Пока Митци ждала своей очереди и листала «Энтертейнмент уикли», тренькнул телефон. Сообщение от частного номера гласило: «Великолепный результат. Как обычно». В папке «Входящие» лежал новый документ. Аудиофайл под названием «Девушка молится». Эти слова, да еще душок отбеливателя на пальцах вернули ее в сон. Кого-то рубили или кто-то резал свинью – нечто такое по телевизору показали, когда она задремала.

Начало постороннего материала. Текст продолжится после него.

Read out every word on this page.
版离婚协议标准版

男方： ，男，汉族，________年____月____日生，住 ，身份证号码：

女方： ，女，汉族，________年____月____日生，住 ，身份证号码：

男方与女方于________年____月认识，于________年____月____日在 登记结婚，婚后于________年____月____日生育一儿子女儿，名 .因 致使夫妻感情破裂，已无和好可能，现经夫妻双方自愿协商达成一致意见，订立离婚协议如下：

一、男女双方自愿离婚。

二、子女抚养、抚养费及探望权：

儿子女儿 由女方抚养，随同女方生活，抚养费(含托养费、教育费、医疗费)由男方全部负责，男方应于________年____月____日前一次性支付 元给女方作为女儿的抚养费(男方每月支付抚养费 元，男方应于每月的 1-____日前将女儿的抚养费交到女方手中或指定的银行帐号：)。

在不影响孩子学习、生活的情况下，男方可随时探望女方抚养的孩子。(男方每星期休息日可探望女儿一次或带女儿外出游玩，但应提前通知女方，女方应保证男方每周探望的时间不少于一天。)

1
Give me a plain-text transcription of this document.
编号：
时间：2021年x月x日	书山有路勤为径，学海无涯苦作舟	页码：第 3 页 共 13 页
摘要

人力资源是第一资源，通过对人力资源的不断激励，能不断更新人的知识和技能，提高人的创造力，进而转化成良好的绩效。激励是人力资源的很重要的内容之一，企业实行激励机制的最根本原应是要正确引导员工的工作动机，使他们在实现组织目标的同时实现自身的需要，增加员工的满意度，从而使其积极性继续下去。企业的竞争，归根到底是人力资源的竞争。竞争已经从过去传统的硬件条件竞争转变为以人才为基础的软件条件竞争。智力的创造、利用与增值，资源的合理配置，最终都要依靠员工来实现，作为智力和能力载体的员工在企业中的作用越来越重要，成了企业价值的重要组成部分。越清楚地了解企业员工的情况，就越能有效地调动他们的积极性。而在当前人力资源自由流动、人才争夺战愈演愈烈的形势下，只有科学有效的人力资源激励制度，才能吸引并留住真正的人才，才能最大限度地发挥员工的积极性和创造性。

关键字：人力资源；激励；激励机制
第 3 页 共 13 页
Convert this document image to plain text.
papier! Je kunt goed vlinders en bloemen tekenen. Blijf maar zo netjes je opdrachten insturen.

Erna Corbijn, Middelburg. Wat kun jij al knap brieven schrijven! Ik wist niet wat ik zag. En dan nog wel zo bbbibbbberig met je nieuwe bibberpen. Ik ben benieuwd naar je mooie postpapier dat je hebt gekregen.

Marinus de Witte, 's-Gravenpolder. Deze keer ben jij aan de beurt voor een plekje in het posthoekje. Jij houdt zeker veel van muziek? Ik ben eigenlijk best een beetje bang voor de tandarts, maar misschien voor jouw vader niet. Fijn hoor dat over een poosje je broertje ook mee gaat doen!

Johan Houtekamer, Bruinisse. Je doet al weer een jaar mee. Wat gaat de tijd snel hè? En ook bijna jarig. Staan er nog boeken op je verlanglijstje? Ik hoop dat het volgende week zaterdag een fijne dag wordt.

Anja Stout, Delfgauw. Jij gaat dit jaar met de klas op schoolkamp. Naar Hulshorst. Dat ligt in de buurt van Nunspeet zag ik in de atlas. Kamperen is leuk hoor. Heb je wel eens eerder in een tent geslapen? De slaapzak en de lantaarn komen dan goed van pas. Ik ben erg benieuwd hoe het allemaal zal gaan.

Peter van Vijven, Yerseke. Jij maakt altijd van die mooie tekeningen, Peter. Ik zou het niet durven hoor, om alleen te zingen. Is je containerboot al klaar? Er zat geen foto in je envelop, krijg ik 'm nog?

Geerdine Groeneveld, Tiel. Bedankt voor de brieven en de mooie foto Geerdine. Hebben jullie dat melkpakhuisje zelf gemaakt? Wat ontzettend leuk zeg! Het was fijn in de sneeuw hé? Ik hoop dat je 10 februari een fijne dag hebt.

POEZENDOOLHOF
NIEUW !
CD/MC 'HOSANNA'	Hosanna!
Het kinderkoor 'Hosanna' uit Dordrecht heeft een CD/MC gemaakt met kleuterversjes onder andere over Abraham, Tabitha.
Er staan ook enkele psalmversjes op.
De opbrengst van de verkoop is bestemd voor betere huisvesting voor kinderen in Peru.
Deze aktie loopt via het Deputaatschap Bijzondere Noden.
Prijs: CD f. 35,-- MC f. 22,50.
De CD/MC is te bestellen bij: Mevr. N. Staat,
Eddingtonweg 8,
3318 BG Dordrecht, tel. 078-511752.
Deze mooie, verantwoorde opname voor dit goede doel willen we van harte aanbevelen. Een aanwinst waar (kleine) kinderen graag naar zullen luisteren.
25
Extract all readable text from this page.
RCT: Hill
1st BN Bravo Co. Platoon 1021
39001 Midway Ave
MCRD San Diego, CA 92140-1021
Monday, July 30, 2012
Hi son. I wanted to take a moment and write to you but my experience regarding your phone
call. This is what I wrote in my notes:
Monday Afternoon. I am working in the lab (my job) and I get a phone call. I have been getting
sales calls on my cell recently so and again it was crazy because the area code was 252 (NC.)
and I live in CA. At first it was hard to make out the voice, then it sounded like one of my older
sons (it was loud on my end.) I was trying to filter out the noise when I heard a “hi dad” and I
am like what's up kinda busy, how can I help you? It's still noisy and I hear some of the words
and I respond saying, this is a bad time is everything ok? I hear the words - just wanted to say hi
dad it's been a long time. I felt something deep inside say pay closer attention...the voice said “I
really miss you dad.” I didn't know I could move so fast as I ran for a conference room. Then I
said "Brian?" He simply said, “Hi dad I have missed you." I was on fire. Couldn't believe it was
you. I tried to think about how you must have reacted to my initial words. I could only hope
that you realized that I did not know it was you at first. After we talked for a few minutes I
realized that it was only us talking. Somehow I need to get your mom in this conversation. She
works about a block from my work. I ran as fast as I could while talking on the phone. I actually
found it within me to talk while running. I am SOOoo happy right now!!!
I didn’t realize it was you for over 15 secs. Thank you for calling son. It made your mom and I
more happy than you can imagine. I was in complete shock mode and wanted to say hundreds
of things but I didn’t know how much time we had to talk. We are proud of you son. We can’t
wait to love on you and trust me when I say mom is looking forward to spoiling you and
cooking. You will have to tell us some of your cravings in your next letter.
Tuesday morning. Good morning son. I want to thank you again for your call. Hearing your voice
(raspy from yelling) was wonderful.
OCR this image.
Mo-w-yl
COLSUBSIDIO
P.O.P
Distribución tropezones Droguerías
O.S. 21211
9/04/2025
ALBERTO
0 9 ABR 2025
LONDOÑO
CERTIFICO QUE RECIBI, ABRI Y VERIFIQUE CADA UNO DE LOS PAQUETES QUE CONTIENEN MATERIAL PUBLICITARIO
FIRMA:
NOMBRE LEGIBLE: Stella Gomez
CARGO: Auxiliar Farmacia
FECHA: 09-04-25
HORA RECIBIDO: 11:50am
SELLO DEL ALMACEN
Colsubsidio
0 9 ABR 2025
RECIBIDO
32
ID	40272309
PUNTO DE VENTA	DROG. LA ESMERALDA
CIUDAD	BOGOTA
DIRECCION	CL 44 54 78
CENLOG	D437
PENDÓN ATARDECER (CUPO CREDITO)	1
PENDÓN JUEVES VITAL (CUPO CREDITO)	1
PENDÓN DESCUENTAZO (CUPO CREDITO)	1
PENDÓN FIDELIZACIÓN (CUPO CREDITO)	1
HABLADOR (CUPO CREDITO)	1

Визги, вопли, кровища… Плечи ломило, как будто всю ночь дрова колола.

Затем пришло другое сообщение: «Крик за лям еще в продаже?»

Ответить она не успела, услышала голос:

– Митци?

Посмотрела туда, где за белым резным лакированным столом сидела молодая женщина, администратор.

– Доктор Адама ждет вас.

Митци поднялась; вдруг дверь открылась, и бородатый доктор сам вышел встретить ее, как обычно, радушно улыбаясь.

Они вошли в смотровую. Там стоял столик, накрытый бумажной скатертью, напротив – раковина из нержавейки, в ряд – застекленные шкафчики. Доктор кивнул на стол: садись.

И начал спрашивать:

– Полегчало?

Сел, прислонившись спиной к раковине. Заметил, что гематомы на шее проходят.

– Как Джимми?

Это он про дружка. Из-за которого она решила сделать перевязку маточных труб.

– Что-нибудь мне принесла?

Митци склонилась над сумочкой. Достала три стодолларовые бумажки.

Доктор принял деньги, повернулся к раковине. Достал зажигалку из кармана лабораторного халата, щелкнул ею, и появилось пламя. Доктор держал огонь под купюрами, пока те не загорелись. К потолку поплыл дым. Доктор Адама проследил за взглядом Митци к детектору дыма и успокоил:

– Он отключен.

Комната наполнилась запахами пота, пластика и алюминиевой фольги. Глаза Митци наполнились слезами. Дым поднимался вверх, а крошащиеся хлопья обугленной тряпичной бумаги порхая опускались в раковину. Пламя подобралось вплотную к пальцам доктора, и тот уронил горящие остатки. Недогоревшие клочки скручивались и чернели прямо на нержавейке. Крупные хлопья распадались на мелкие. Огонь добирался до края, вспыхивал синим и угасал. Вот и последнее облачко растворилось в мутном воздухе.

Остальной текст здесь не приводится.